Payroll is one of your company’s biggest expenses representing 30 to 50% of all of your expenses depending on your industry. Your employees are one of your greatest assets. It is your company’s (or “plan sponsor”) fiduciary responsibility to ensure employees are paid correctly and that their retirement plan contributions are calculated appropriately and in line with the company’s retirement plan provisions. Unpack the Why, How, & When to Reconcile Payroll and What the TPA Needs for Census.
The employee and payroll data reconciliation need to be done before a pension audit. (Some people get this in the wrong order.)
Why Reconcile Payroll
The payroll and the associated retirement plan must pass an annual audit, or the plan could be disallowed, even closed altogether. The hassle factor and associated fines and taxes pale compared to the heartache of informing your loyal employees of such an event.
How to Reconcile Payroll
For payroll reconciliation, a payroll clerk (human resources employee, etc.) compares the payroll register with the amount the company plans to pay its employees to ensure the numbers match. There are many sub-steps to proper payroll completion. These six main tasks should be repeated at every payroll, the numbers checked quarterly and then annually.
- Check the payroll register for correctness
- Verify employee time cards
- Double-check each employee’s pay rates
- Triple-check payroll deductions
- Submit payroll for payment
- Record the payroll numbers in the general ledger
It’s also a good idea to randomly spot-check the payroll numbers and reconcile them every few months to find out if any errors are growing like mushrooms in the dark recesses of your payroll forest. There are many good reasons to reconcile your payroll, but one of the most important (besides keeping the trust of your employees intact) has to do with the retirement plan’s very existence.
When to Reconcile Payroll
Reconciling payroll should be done every pay period. It needs to be done quarterly (for the 941) and annually (for W-2s), of course. But it also has to be done annually (between January and March 15) for the retirement plan to be sure any excess contribution checks go to employees before March 15th. The company must do the reconciliation BEFORE the figures go to the TPA.
To be safe, put a reminder on your calendar to do the reconciliation the first two months of the year.

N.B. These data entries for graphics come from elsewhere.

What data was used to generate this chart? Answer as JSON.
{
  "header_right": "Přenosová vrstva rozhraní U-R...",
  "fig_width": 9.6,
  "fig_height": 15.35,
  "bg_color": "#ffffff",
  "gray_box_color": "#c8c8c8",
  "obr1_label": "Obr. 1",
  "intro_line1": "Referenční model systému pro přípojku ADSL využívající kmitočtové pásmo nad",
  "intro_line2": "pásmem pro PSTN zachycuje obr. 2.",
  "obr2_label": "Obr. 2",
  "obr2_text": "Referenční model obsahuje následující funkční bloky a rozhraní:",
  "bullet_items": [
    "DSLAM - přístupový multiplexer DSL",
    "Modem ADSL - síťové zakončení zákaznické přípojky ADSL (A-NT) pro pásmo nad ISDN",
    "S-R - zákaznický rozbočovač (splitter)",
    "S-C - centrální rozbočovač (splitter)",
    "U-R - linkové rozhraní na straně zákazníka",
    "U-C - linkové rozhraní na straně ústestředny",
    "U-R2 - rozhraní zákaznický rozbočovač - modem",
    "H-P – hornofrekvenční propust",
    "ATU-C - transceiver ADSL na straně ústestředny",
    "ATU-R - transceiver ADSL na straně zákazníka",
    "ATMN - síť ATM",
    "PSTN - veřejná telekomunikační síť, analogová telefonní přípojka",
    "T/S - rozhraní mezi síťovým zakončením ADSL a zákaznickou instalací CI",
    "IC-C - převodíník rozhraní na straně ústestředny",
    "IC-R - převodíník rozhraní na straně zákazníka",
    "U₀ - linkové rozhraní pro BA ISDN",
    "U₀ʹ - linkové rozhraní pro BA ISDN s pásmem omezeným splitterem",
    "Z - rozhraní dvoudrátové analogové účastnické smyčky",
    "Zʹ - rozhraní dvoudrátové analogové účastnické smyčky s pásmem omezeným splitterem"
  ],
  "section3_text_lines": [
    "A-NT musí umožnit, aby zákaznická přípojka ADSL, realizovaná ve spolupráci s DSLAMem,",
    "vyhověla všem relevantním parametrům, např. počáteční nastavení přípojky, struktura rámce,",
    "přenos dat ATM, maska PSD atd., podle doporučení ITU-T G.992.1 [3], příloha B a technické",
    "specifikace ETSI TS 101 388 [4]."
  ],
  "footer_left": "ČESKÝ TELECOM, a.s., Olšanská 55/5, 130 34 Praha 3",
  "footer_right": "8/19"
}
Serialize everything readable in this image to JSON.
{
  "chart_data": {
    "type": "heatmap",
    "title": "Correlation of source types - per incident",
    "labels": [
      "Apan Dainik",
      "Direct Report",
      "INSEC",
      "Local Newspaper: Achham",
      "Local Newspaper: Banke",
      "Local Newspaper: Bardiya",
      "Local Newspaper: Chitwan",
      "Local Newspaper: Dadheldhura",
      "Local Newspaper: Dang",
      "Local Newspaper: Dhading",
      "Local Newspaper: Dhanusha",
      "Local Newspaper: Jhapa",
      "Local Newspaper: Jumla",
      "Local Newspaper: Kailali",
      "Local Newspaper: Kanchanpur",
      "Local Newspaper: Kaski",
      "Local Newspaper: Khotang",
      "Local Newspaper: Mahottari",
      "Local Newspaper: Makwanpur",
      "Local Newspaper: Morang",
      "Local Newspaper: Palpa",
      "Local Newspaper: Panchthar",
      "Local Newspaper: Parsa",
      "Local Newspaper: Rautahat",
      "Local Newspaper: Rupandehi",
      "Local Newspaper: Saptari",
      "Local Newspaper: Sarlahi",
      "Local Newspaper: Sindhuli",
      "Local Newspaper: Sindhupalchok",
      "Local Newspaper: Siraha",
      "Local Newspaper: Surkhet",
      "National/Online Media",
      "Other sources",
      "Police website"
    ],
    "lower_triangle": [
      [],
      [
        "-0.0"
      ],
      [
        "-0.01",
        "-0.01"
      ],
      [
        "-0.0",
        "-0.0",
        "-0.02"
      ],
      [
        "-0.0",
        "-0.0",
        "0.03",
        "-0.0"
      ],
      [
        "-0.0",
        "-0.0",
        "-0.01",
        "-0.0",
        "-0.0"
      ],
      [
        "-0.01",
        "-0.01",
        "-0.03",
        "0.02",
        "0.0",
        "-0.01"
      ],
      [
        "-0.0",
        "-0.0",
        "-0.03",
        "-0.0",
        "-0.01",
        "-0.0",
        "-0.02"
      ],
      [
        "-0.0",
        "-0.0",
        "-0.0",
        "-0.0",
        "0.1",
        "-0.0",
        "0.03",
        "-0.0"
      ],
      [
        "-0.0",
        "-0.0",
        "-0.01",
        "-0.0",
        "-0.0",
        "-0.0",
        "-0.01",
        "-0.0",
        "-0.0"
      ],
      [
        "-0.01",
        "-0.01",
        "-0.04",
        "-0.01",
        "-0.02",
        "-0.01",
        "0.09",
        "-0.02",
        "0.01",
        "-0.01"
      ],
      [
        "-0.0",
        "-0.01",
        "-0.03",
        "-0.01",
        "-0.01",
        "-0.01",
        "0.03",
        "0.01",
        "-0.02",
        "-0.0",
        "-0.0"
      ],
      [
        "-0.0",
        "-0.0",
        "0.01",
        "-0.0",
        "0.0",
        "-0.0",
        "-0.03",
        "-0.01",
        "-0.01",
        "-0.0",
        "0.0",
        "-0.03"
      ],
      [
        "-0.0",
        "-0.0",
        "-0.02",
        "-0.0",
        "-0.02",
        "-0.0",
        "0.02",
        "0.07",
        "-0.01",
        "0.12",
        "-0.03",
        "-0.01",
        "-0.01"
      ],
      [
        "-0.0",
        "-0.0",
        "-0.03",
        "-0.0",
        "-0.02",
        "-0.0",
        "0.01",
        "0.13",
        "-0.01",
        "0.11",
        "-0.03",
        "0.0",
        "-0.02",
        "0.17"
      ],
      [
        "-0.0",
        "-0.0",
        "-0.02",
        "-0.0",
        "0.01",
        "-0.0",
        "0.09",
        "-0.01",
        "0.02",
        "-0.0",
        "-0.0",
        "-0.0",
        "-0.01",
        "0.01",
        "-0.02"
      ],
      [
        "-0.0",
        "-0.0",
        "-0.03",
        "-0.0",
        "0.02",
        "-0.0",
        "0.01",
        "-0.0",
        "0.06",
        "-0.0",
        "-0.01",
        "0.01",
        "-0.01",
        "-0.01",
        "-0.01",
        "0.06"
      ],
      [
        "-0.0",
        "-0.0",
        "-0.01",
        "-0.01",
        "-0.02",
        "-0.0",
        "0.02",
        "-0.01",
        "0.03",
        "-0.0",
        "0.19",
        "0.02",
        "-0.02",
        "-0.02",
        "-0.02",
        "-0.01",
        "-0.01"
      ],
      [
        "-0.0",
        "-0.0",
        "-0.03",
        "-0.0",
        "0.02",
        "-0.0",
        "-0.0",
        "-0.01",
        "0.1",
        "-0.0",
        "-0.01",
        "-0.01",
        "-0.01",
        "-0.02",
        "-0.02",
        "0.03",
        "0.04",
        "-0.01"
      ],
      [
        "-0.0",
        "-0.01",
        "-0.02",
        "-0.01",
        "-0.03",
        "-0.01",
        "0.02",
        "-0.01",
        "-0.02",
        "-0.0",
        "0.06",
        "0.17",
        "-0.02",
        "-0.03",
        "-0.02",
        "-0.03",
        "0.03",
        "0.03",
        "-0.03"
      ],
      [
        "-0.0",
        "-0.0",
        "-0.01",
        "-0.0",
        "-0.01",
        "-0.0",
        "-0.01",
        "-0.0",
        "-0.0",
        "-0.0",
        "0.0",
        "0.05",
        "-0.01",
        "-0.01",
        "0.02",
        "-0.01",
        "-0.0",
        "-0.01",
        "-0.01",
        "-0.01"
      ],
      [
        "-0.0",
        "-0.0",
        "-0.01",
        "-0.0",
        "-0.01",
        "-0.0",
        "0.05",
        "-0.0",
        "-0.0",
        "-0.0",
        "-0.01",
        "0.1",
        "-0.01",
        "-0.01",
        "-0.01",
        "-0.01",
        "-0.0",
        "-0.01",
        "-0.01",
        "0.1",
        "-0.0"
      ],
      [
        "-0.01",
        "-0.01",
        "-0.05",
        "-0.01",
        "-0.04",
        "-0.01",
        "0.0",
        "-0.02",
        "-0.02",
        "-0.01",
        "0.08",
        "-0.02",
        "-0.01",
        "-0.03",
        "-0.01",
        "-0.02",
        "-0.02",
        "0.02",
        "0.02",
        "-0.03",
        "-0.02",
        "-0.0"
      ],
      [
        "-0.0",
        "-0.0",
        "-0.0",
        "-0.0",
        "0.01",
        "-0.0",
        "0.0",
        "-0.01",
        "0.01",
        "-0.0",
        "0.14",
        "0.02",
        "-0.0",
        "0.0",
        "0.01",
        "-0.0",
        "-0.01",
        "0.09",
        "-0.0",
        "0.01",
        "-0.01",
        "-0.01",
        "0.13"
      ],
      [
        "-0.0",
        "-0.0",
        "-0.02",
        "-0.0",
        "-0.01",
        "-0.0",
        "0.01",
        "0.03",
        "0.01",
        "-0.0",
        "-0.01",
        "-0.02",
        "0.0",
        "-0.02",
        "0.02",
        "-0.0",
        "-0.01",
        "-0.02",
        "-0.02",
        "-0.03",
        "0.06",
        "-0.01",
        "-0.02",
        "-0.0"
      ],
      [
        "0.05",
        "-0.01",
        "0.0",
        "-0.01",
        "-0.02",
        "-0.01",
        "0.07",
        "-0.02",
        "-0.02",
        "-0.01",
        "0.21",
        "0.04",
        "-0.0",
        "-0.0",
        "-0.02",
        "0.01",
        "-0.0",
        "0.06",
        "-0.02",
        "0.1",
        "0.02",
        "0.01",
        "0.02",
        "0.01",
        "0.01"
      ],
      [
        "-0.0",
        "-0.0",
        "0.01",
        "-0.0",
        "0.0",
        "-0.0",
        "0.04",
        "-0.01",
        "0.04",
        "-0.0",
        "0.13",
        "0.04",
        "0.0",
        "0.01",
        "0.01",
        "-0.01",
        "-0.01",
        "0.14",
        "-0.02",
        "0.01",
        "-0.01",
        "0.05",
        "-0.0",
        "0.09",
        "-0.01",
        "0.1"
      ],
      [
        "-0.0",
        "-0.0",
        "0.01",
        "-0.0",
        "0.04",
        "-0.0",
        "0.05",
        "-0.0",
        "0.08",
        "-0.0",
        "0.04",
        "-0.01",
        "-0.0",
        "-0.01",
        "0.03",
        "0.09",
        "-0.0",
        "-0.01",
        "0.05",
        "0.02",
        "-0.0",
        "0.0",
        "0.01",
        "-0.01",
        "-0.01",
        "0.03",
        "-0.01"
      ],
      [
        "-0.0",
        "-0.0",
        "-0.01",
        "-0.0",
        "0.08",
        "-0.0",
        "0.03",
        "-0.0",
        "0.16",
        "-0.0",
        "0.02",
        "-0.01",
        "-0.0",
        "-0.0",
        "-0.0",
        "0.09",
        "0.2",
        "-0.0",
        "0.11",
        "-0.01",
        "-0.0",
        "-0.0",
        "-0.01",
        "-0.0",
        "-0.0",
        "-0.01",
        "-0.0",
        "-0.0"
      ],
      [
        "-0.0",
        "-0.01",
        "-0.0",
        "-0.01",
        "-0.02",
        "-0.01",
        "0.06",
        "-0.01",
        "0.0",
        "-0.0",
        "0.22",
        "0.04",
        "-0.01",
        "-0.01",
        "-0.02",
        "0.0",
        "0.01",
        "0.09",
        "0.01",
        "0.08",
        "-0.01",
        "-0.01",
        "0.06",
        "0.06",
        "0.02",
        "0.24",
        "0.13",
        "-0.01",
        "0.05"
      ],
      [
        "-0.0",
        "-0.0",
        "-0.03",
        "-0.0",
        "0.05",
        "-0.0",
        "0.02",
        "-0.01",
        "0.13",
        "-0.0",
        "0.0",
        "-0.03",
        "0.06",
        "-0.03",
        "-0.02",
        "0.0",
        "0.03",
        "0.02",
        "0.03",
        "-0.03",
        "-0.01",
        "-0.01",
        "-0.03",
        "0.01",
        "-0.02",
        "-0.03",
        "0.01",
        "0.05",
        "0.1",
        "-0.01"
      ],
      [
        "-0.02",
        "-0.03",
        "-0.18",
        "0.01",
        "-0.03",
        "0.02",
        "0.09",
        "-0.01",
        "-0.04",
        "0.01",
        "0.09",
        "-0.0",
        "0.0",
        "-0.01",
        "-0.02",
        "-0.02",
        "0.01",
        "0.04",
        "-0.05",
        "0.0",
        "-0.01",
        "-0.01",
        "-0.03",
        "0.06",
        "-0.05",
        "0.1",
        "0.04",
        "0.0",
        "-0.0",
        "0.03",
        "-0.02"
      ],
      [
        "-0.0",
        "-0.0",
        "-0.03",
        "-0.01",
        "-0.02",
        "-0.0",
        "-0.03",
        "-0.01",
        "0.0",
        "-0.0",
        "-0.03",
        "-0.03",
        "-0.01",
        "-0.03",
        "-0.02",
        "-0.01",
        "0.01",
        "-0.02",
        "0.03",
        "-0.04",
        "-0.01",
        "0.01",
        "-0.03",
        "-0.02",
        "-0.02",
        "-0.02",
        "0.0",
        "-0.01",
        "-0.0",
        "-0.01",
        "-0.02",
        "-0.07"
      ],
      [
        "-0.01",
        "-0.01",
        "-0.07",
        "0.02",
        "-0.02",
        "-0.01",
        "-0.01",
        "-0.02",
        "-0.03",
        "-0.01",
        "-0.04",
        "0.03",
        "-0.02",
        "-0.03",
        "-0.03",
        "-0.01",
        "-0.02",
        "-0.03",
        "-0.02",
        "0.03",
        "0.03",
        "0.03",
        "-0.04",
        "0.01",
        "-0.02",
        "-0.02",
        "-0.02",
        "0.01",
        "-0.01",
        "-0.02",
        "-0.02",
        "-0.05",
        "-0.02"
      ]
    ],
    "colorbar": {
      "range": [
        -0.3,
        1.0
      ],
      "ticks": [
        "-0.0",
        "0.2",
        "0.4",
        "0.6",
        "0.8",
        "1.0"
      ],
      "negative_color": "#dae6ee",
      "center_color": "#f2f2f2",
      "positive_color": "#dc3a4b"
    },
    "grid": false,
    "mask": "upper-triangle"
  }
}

What the TPA Needs for the Payroll Census
The details of the payroll census items follow. The plan sponsor prepares the employee census annually. For each employee in the company (don’t forget terminated/past employees) that were eligible to participate in the company’s retirement plan AND those that were NOT eligible to participate, the following data need to be collected:
- Social security number
- Name(s)
- Birthdate
- Hire date(s)
- Number of hours worked during the year
- Termination date (if applicable)
- Annual gross compensation (determined by the definition of ‘compensation’ in the plan document)
- The employee’s contribution for the year
How to Ensure Accuracy of the Employee Census
Every step along the way builds on the last.
Step 1 Reconcile total annual gross compensation and employee contribution per the census to annual payroll data (such as the year-end payroll report or W-3 Summary) to make sure that you have a complete listing of employees.
Step 2 Review each employee’s details to confirm you are not missing data or have additional data. Check the name! What if they married during the year? What about the hire date(s)—were they re-hired?
Step 3 Perform random tests of employees listed on the employee census to confirm that the data included in the census correctly match with forms in the employee’s personnel files. (Did they move? Are they working part of the year in a different state or country? Are state or country withholding amounts different? Were they adjusted accordingly throughout the year? See the LSL blog post on remote employees.)
After the plan sponsor has provided the data to the TPA, the TPA then uses the data to complete the required annual compliance testing to ensure that the plan complies with the plan provisions and is in-line with Department of Labor and Internal Revenue Code’s current rulings. If the TPA finds that the data do not pass certain compliance tests (such as the ADP—Actual Deferral Percentage—test), then the company must take corrective action for the plan to preserve its qualified standing.
If the plan fails the ADP test, the corrective action would be to refund the excess contribution to the appropriate employee. DISTRIBUTION for EXCESS contributions must be made to employees by MARCH 15, and NO LATER than DECEMBER 31. If payouts are made too late, then the reimbursement becomes a “prohibited transaction,” and the company puts itself at risk of having its retirement plan closed for lack of compliance with DOL laws or may be required to pay penalties.
As we’ve said many times, it’s a lot better to do your reconciliations on time and correctly the first time.
Conclusions and Recommendations
Your CPA cannot prepare both your payroll reconciliation and perform the annual audit of the plan. The plan sponsor has the fiduciary responsibility to perform the payroll reconciliation in a timely manner. Please make sure you start your payroll reconciliation and your internal audit of the payroll numbers and census data well ahead of sending it to the TPA. It’s sound accounting and good business.